Most galaxies, including the Milky Way, have a large black hole at their core. Some of these shoot jets of high-energy particles and magnetic fields into space from their two poles as they devour material such as gas, dust and stars falling into them.
The two jet structures documented in the new study—using the LOFAR (Low-Frequency Array) radio telescope, a network of antennas centered in the Netherlands— extend 23 million light-years from end to end.
These super-heated jets, caused by the violent events around the black hole, are comprised of subatomic particles called electrons and positrons, and magnetic fields, moving at nearly the speed of light.
The researchers have nicknamed these two jets Porphyrion, named after a giant from ancient Greek mythology. Porphyrion is about 30 percent longer than the previous record-holder for such jets.
Such jets, not visible to the naked eye, start out small and grow over time.
“We’ve known for a while that black holes can generate these jets.
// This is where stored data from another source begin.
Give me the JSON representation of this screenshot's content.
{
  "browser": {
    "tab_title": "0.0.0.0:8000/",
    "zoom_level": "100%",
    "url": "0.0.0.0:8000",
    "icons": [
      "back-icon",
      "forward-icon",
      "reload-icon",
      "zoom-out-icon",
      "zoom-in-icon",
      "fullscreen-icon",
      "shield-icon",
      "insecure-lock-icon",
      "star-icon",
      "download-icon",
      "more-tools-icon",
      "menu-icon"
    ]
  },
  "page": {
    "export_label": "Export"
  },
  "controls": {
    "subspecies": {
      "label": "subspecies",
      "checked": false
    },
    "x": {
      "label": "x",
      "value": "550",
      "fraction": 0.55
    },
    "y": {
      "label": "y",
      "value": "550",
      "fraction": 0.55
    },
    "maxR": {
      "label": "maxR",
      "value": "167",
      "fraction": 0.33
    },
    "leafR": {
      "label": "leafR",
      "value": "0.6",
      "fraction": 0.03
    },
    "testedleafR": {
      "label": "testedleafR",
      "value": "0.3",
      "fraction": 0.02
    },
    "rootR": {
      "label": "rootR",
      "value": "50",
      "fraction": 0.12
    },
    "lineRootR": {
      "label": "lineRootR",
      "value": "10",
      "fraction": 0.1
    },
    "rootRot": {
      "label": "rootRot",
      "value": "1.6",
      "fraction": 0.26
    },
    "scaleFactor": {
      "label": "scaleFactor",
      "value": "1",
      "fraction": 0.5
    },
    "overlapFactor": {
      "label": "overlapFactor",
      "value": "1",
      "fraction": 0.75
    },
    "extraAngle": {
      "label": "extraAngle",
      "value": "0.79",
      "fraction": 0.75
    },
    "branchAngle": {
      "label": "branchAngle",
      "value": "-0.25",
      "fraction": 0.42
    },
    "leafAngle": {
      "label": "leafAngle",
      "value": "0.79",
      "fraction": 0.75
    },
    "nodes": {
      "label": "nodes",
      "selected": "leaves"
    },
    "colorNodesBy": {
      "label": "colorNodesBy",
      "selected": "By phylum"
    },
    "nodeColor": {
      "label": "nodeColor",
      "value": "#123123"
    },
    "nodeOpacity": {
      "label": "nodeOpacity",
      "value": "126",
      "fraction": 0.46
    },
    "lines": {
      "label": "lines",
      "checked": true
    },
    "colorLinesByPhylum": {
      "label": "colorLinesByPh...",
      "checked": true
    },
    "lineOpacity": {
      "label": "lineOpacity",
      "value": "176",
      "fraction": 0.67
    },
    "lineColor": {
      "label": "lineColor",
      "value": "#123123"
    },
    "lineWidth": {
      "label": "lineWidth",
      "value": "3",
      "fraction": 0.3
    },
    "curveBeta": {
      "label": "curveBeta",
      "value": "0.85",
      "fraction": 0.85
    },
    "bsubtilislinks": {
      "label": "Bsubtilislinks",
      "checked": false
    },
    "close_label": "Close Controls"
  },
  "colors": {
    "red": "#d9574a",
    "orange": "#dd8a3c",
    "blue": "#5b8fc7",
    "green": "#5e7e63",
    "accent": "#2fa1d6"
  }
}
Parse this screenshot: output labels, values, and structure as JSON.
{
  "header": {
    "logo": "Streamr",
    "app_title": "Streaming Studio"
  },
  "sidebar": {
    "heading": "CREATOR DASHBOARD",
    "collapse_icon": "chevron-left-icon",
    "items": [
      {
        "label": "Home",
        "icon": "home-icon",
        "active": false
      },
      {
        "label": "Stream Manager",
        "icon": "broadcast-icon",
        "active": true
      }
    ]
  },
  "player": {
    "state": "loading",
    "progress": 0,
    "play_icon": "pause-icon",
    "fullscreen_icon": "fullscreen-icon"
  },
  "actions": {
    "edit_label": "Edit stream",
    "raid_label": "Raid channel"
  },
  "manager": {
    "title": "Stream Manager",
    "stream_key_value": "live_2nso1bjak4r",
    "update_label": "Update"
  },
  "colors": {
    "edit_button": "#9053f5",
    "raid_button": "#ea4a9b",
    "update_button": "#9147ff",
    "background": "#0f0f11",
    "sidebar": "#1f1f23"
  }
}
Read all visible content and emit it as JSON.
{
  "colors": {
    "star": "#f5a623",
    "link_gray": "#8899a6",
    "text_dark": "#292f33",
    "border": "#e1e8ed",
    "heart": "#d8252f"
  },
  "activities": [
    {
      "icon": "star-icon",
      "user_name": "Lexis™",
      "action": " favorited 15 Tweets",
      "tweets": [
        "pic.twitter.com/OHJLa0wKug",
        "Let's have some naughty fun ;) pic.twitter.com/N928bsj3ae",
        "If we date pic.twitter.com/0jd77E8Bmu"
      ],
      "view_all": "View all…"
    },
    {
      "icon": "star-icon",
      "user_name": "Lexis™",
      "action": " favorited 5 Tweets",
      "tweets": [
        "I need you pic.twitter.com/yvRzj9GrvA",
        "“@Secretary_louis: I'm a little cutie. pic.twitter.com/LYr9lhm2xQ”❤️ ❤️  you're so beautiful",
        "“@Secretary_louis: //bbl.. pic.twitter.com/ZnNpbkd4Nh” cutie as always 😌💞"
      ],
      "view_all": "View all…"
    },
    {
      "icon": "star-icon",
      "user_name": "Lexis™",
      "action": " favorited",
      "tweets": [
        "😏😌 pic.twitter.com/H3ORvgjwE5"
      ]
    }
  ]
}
But what is interesting is that to generate a large structure like this, the jets must stay on for a long time—about a billion years,” Hardcastle said.
The Porphyrion jets reach far beyond their home galaxy, with an energetic output equivalent to trillions of stars like the sun.
“That is equivalent to the energy released during the most cataclysmic cosmic collisions: for example, those that occur when two galaxy clusters, each sometimes containing thousands of galaxies, merge together,” Oei said.
“The fact that it extends so far from its parent black hole means that it may be carrying energy, particles and magnetic fields into the voids in the cosmic web, the gaps between groups and filaments of galaxies which we know make up the large-scale structure of the universe. This may help us to understand the ubiquitous magnetic fields in the present-day universe,” Hardcastle said.
Such jets could heat up gas in interstellar space, shutting down the formation of new stars that requires cold clouds of gas, and could damage habitable planets, the researchers said.
The Milky Way’s supermassive black hole, in its current quiescent state, does not have such jets.
“The key finding is that jets from black holes can, if circumstances are right, become as large as the universe’s major cosmic structures—galaxy clusters, cosmic filaments, cosmic voids,” Oei said. “This means that individual black holes can have a sphere of influence that extends way beyond the galaxy in which they reside.”